As the security guards ushered the protesters away, the mindfulness speaker on the couch said, “Check in with your body, and see what’s happening, what it’s like to be around conflict with people with heartfelt ideas that may be different than what we’re thinking. So, let’s just take a second and see what’s it’s like.” This sounds like the mindful thing to do, but let’s compare it with a few other quotes.
Read these words and check in with your body. See how you feel when you compare the quote above with the words below. These are heartfelt ideas that may feel different than what we are used to hearing in the spirituality of today.
“Recall the face of the poorest and the weakest man whom you may have seen and ask yourself if the step you contemplate is going to be of any use to him. Will he gain anything by it? Will it restore him to control over his own life and destiny? In other words, will it lead to freedom for hungry and spiritually starving millions?”
“Then the king will say to those at his right hand, “Come, you that are blessed by my Father, inherit the kingdom prepared for you from the foundation of the world; for I was hungry and you gave me food, I was thirsty and you gave me something to drink, I was a stranger and you welcomed me, I was naked and you gave me clothing, I was sick and you took care of me, I was in prison and you visited me.”
-Christ (Matthew 25:34-36)
“God comes to the hungry in the form of food.”
-Neem Karoli Baba
“Speak up for those who cannot speak for themselves, for the rights of all who are destitute. Speak up and judge fairly; defend the rights of the poor and needy.”
— Proverbs 31:8-9
“Just as with her own life
A mother shields from hurt
Her own son, her only child,
Let all-embracing thoughts
For all beings be yours.
-Buddha (Metta Sutta.)
“When our hearts open, when we know that we are in fact the world, when we experience the pain of others in our own blood and muscle, we are feeling compassion.”
“A society that is based on money is aggressive, and those with power can bully and behave cruelly to others. This situation produces growing social unrest. A society that depends on money has problems that reflect its beliefs… In reality, affection and compassion have no direct link with money. They cannot create money. Therefore, in a society in which money is the priority, people don’t take these values seriously anymore… When faced with economic or any other kind of injustice, it is totally wrong for a religious person to remain indifferent. Religious people must struggle to solve these problems… Anger toward social injustice will remain until the goal is achieved.
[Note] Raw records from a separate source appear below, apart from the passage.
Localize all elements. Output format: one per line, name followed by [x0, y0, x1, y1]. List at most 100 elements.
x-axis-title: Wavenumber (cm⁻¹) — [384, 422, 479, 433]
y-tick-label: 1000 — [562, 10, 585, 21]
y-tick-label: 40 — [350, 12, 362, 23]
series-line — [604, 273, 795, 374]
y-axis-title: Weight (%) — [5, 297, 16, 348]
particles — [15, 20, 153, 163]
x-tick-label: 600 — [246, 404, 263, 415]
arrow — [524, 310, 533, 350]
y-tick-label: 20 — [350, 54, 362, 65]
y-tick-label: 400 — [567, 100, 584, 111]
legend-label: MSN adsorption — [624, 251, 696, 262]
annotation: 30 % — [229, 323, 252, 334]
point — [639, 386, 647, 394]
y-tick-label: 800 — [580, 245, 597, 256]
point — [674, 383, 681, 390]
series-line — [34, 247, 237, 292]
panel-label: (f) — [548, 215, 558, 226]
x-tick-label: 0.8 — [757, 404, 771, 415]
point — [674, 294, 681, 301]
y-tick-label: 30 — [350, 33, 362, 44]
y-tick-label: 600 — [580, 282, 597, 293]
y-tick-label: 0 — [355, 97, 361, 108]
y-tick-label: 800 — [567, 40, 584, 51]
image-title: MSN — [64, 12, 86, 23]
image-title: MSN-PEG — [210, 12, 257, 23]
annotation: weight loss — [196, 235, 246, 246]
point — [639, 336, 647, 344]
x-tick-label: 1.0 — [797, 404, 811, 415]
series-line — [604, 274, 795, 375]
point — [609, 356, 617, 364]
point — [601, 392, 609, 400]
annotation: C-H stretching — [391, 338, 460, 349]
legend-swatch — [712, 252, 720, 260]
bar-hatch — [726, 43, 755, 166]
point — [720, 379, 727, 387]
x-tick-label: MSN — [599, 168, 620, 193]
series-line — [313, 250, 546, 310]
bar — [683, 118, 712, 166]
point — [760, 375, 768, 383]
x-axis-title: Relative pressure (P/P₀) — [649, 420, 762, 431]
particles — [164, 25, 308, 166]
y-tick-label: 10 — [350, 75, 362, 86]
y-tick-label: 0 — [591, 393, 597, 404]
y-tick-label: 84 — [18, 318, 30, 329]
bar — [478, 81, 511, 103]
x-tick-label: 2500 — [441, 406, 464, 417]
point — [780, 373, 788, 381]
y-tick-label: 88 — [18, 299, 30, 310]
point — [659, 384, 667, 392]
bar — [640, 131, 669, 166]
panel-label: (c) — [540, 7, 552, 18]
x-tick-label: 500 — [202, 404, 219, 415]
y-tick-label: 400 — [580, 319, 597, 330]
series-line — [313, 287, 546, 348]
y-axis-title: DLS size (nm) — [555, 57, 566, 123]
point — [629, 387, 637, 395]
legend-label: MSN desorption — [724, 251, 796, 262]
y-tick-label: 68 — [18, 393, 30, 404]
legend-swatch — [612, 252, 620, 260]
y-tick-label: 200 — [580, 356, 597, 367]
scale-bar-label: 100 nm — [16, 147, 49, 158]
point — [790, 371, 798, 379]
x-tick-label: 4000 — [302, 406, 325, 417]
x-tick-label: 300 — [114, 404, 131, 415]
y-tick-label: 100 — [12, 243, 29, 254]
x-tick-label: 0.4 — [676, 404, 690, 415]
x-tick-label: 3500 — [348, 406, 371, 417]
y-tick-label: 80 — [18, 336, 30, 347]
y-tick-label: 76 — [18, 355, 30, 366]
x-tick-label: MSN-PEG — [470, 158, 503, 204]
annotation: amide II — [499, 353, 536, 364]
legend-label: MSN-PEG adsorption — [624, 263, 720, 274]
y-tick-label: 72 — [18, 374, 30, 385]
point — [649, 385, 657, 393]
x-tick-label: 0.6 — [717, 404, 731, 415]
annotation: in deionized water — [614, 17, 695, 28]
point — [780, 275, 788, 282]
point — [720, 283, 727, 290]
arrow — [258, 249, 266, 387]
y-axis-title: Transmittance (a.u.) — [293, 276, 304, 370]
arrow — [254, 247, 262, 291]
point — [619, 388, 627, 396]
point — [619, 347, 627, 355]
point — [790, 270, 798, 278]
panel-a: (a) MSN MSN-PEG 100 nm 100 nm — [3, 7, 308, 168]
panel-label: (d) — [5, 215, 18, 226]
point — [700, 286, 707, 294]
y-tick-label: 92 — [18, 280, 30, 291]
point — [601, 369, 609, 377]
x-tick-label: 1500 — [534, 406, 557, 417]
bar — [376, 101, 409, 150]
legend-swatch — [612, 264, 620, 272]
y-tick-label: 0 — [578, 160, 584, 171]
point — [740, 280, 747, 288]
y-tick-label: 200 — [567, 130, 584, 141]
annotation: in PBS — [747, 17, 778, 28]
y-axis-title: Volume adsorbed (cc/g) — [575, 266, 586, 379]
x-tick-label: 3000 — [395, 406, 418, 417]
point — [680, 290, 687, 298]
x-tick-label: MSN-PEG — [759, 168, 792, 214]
It has to remain.”
– Dalai Lama (From Tricycle Magazine)
These ancient teachings have the potential to completely reprogram our current paradigm, and it is a good thing that they are now mainstream in western America. Society today needs healing, and these tools can play a role in that. However, stripped of their radical context, it’s just not enough.
Yes, these practices calm the body and the mind. Yes, they can enhance creativity, cognitive function, and productivity. They have huge therapeutic benefits.
But they can also show you that you are not your body or your mind. They can show you that you are more than the desire system that craves higher productivity. They can show you God. They can awaken a deep and authentic compassion for all of life.
They can show us the heart-wrenching suffering that we create for ourselves and others due to living in disharmony, and they give us the tools necessary to truly grieve for this planet and all beings.
They can inspire us to live in a different way and to work towards a world that works for everyone, even if we don’t yet know how, even if we don’t yet know what that means. They can inspire us to live with that deep uncertainty and can invite us to walk along its winding and mysterious path.